The Padres scored three runs total in three games. The Diamondbacks scored seven while losing four to the Giants last week. It added up to the first Giants sweep of a trip seven games or longer in 103 years.

“I’m a little surprised by that, to be honest,” Bochy said. “There have been good Giants teams and as long as we’ve been in existence, I’m surprised.”

The final game of the trip was a relatively smooth one until the final moments, with Joe Panik picking up four hits and the Giants taking advantage of some Padres miscues while scoring once in three separate innings. Samardzija gave up a run in the second and then retired 19 straight, throwing a 96 mph fastball on his 105th and final pitch. The whole trip wasn’t that easy, though, and while it’s easy to forget it after the way this series went, the Giants were mired in drama last week. Casilla fought Bochy’s decision on the mound and then went off post-game, and the Giants didn’t quite know what they had in Jake Peavy and Matt Cain when they flew out of SFO last Wednesday. 

[RECAP: Instant Replay: Giants sweep Padres, win eighth straight]

A week later they’re the hottest team in baseball, and the timing couldn’t be better. The Cubs, the best team in baseball since Opening Day, come to AT&T Park for three, starting Friday when Peavy faces reigning Cy Young Award winner Jake Arrieta. 

“We know who we have coming in,” Crawford said. “We’re going to take the same approach against the Cubs as we have on this road trip. That’s taking it one game at a time like we have been doing, and playing good baseball.”

Samardzija, a former Cub, won’t pitch in the series, but he certainly vaulted the Giants into the matchup in style. He pitched through the eighth for the fourth time in nine starts, and he moved into third on the National League leaderboard in innings (Cueto is second and Bumgarner is fifth). Samardzija wanted one more, though. 

“We’ve worked these guys pretty good, and especially Jeff,” Bochy said. “I just wanted to give him a break.

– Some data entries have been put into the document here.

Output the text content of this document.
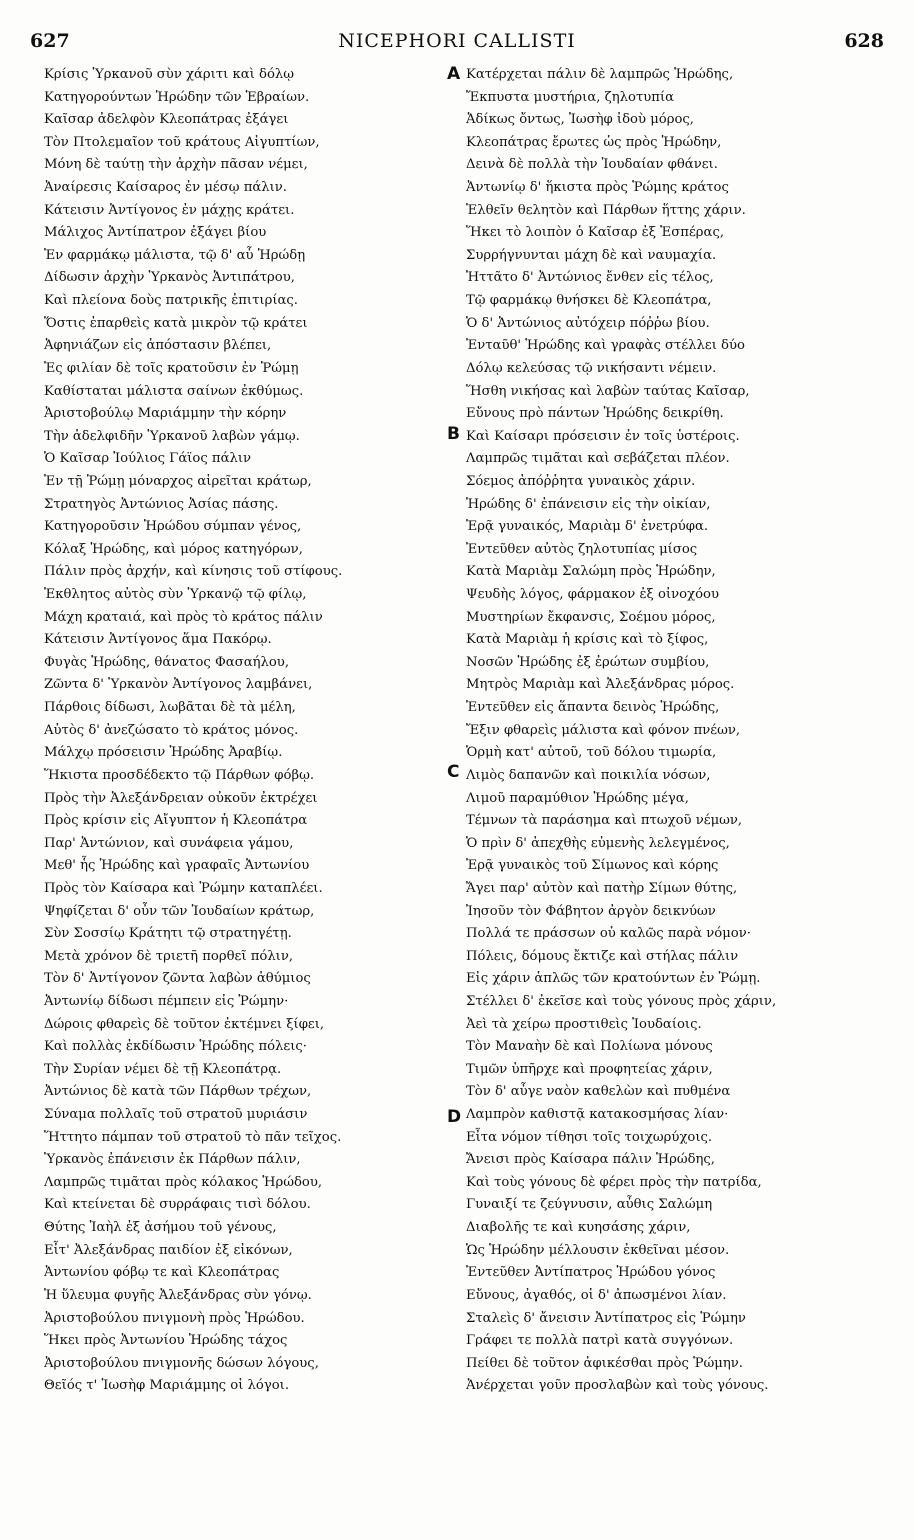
627	NICEPHORI CALLISTI	628
Κρίσις Ὑρκανοῦ σὺν χάριτι καὶ δόλῳ
Κατηγορούντων Ἡρώδην τῶν Ἑβραίων.
Καῖσαρ ἀδελφὸν Κλεοπάτρας ἐξάγει
Τὸν Πτολεμαῖον τοῦ κράτους Αἰγυπτίων,
Μόνη δὲ ταύτῃ τὴν ἀρχὴν πᾶσαν νέμει,
Ἀναίρεσις Καίσαρος ἐν μέσῳ πάλιν.
Κάτεισιν Ἀντίγονος ἐν μάχῃς κράτει.
Μάλιχος Ἀντίπατρον ἐξάγει βίου
Ἐν φαρμάκῳ μάλιστα, τῷ δ' αὖ Ἡρώδῃ
Δίδωσιν ἀρχὴν Ὑρκανὸς Ἀντιπάτρου,
Καὶ πλείονα δοὺς πατρικῆς ἐπιτιρίας.
Ὅστις ἐπαρθεὶς κατὰ μικρὸν τῷ κράτει
Ἀφηνιάζων εἰς ἀπόστασιν βλέπει,
Ἐς φιλίαν δὲ τοῖς κρατοῦσιν ἐν Ῥώμῃ
Καθίσταται μάλιστα σαίνων ἐκθύμως.
Ἀριστοβούλῳ Μαριάμμην τὴν κόρην
Τὴν ἀδελφιδῆν Ὑρκανοῦ λαβὼν γάμῳ.
Ὁ Καῖσαρ Ἰούλιος Γάϊος πάλιν
Ἐν τῇ Ῥώμῃ μόναρχος αἱρεῖται κράτωρ,
Στρατηγὸς Ἀντώνιος Ἀσίας πάσης.
Κατηγοροῦσιν Ἡρώδου σύμπαν γένος,
Κόλαξ Ἡρώδης, καὶ μόρος κατηγόρων,
Πάλιν πρὸς ἀρχήν, καὶ κίνησις τοῦ στίφους.
Ἐκθλητος αὐτὸς σὺν Ὑρκανῷ τῷ φίλῳ,
Μάχη κραταιά, καὶ πρὸς τὸ κράτος πάλιν
Κάτεισιν Ἀντίγονος ἅμα Πακόρῳ.
Φυγὰς Ἡρώδης, θάνατος Φασαήλου,
Ζῶντα δ' Ὑρκανὸν Ἀντίγονος λαμβάνει,
Πάρθοις δίδωσι, λωβᾶται δὲ τὰ μέλη,
Αὐτὸς δ' ἀνεζώσατο τὸ κράτος μόνος.
Μάλχῳ πρόσεισιν Ἡρώδης Ἀραβίῳ.
Ἥκιστα προσδέδεκτο τῷ Πάρθων φόβῳ.
Πρὸς τὴν Ἀλεξάνδρειαν οὐκοῦν ἐκτρέχει
Πρὸς κρίσιν εἰς Αἴγυπτον ἡ Κλεοπάτρα
Παρ' Ἀντώνιον, καὶ συνάφεια γάμου,
Μεθ' ἧς Ἡρώδης καὶ γραφαῖς Ἀντωνίου
Πρὸς τὸν Καίσαρα καὶ Ῥώμην καταπλέει.
Ψηφίζεται δ' οὖν τῶν Ἰουδαίων κράτωρ,
Σὺν Σοσσίῳ Κράτητι τῷ στρατηγέτῃ.
Μετὰ χρόνον δὲ τριετῆ πορθεῖ πόλιν,
Τὸν δ' Ἀντίγονον ζῶντα λαβὼν ἀθύμιος
Ἀντωνίῳ δίδωσι πέμπειν εἰς Ῥώμην·
Δώροις φθαρεὶς δὲ τοῦτον ἐκτέμνει ξίφει,
Καὶ πολλὰς ἐκδίδωσιν Ἡρώδης πόλεις·
Τὴν Συρίαν νέμει δὲ τῇ Κλεοπάτρᾳ.
Ἀντώνιος δὲ κατὰ τῶν Πάρθων τρέχων,
Σύναμα πολλαῖς τοῦ στρατοῦ μυριάσιν
Ἥττητο πάμπαν τοῦ στρατοῦ τὸ πᾶν τεῖχος.
Ὑρκανὸς ἐπάνεισιν ἐκ Πάρθων πάλιν,
Λαμπρῶς τιμᾶται πρὸς κόλακος Ἡρώδου,
Καὶ κτείνεται δὲ συρράφαις τισὶ δόλου.
Θύτης Ἰαὴλ ἐξ ἀσήμου τοῦ γένους,
Εἶτ' Ἀλεξάνδρας παιδίον ἐξ εἰκόνων,
Ἀντωνίου φόβῳ τε καὶ Κλεοπάτρας
Ἡ ὕλευμα φυγῆς Ἀλεξάνδρας σὺν γόνῳ.
Ἀριστοβούλου πνιγμονὴ πρὸς Ἡρώδου.
Ἥκει πρὸς Ἀντωνίου Ἡρώδης τάχος
Ἀριστοβούλου πνιγμονῆς δώσων λόγους,
Θεῖός τ' Ἰωσὴφ Μαριάμμης οἱ λόγοι.
Κατέρχεται πάλιν δὲ λαμπρῶς Ἡρώδης,
Ἔκπυστα μυστήρια, ζηλοτυπία
Ἀδίκως ὄντως, Ἰωσὴφ ἰδοὺ μόρος,
Κλεοπάτρας ἔρωτες ὡς πρὸς Ἡρώδην,
Δεινὰ δὲ πολλὰ τὴν Ἰουδαίαν φθάνει.
Ἀντωνίῳ δ' ἥκιστα πρὸς Ῥώμης κράτος
Ἐλθεῖν θελητὸν καὶ Πάρθων ἥττης χάριν.
Ἥκει τὸ λοιπὸν ὁ Καῖσαρ ἐξ Ἑσπέρας,
Συρρήγνυνται μάχη δὲ καὶ ναυμαχία.
Ἡττᾶτο δ' Ἀντώνιος ἔνθεν εἰς τέλος,
Τῷ φαρμάκῳ θνήσκει δὲ Κλεοπάτρα,
Ὁ δ' Ἀντώνιος αὐτόχειρ πόῤῥω βίου.
Ἐνταῦθ' Ἡρώδης καὶ γραφὰς στέλλει δύο
Δόλῳ κελεύσας τῷ νικήσαντι νέμειν.
Ἥσθη νικήσας καὶ λαβὼν ταύτας Καῖσαρ,
Εὔνους πρὸ πάντων Ἡρώδης δεικρίθη.
Καὶ Καίσαρι πρόσεισιν ἐν τοῖς ὑστέροις.
Λαμπρῶς τιμᾶται καὶ σεβάζεται πλέον.
Σόεμος ἀπόῤῥητα γυναικὸς χάριν.
Ἡρώδης δ' ἐπάνεισιν εἰς τὴν οἰκίαν,
Ἐρᾷ γυναικός, Μαριὰμ δ' ἐνετρύφα.
Ἐντεῦθεν αὐτὸς ζηλοτυπίας μίσος
Κατὰ Μαριὰμ Σαλώμη πρὸς Ἡρώδην,
Ψευδὴς λόγος, φάρμακον ἐξ οἰνοχόου
Μυστηρίων ἔκφανσις, Σοέμου μόρος,
Κατὰ Μαριὰμ ἡ κρίσις καὶ τὸ ξίφος,
Νοσῶν Ἡρώδης ἐξ ἐρώτων συμβίου,
Μητρὸς Μαριὰμ καὶ Ἀλεξάνδρας μόρος.
Ἐντεῦθεν εἰς ἅπαντα δεινὸς Ἡρώδης,
Ἔξιν φθαρεὶς μάλιστα καὶ φόνον πνέων,
Ὁρμὴ κατ' αὐτοῦ, τοῦ δόλου τιμωρία,
Λιμὸς δαπανῶν καὶ ποικιλία νόσων,
Λιμοῦ παραμύθιον Ἡρώδης μέγα,
Τέμνων τὰ παράσημα καὶ πτωχοῦ νέμων,
Ὁ πρὶν δ' ἀπεχθὴς εὐμενὴς λελεγμένος,
Ἐρᾷ γυναικὸς τοῦ Σίμωνος καὶ κόρης
Ἄγει παρ' αὐτὸν καὶ πατὴρ Σίμων θύτης,
Ἰησοῦν τὸν Φάβητον ἀργὸν δεικνύων
Πολλά τε πράσσων οὐ καλῶς παρὰ νόμον·
Πόλεις, δόμους ἔκτιζε καὶ στήλας πάλιν
Εἰς χάριν ἁπλῶς τῶν κρατούντων ἐν Ῥώμῃ.
Στέλλει δ' ἐκεῖσε καὶ τοὺς γόνους πρὸς χάριν,
Ἀεὶ τὰ χείρω προστιθεὶς Ἰουδαίοις.
Τὸν Μαναὴν δὲ καὶ Πολίωνα μόνους
Τιμῶν ὑπῆρχε καὶ προφητείας χάριν,
Τὸν δ' αὖγε ναὸν καθελὼν καὶ πυθμένα
Λαμπρὸν καθιστᾷ κατακοσμήσας λίαν·
Εἶτα νόμον τίθησι τοῖς τοιχωρύχοις.
Ἄνεισι πρὸς Καίσαρα πάλιν Ἡρώδης,
Καὶ τοὺς γόνους δὲ φέρει πρὸς τὴν πατρίδα,
Γυναιξί τε ζεύγνυσιν, αὖθις Σαλώμη
Διαβολῆς τε καὶ κυησάσης χάριν,
Ὡς Ἡρώδην μέλλουσιν ἐκθεῖναι μέσον.
Ἐντεῦθεν Ἀντίπατρος Ἡρώδου γόνος
Εὔνους, ἀγαθός, οἱ δ' ἀπωσμένοι λίαν.
Σταλεὶς δ' ἄνεισιν Ἀντίπατρος εἰς Ῥώμην
Γράφει τε πολλὰ πατρὶ κατὰ συγγόνων.
Πείθει δὲ τοῦτον ἀφικέσθαι πρὸς Ῥώμην.
Ἀνέρχεται γοῦν προσλαβὼν καὶ τοὺς γόνους.
A
B
C
D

He’s leading off the (top of the ninth) and Casilla is fresh. I thought it was time to give him a break.”

Samardzija didn’t push Bochy too much. Any regrets only came later, long after Panik had snagged a hot liner for the 27th out. Samardzija said several position players gave him a good-natured hard time about not finishing what he started.

“I’m going to have to keep an eye on them and see if they pull any tricks that are not the most masculine thing in the world,” he said, laughing. “I'll let them know about it.”

That was all in good fun. Samardzija’s new teammates know he has carried an incredible load through a quarter of the season, and they know they’ll need to lean on him down the line. The first-year Giant is looking forward to it, and he’s hoping he looks back on this night not as the one when he missed out on a complete game, but as the one when he saved some bullets.

“We have our eyes on the big picture, and that’s why I don’t mind,” he said. “If I need those 12 or 15 pitches for somewhere down the road, we’ll know we have them in there.”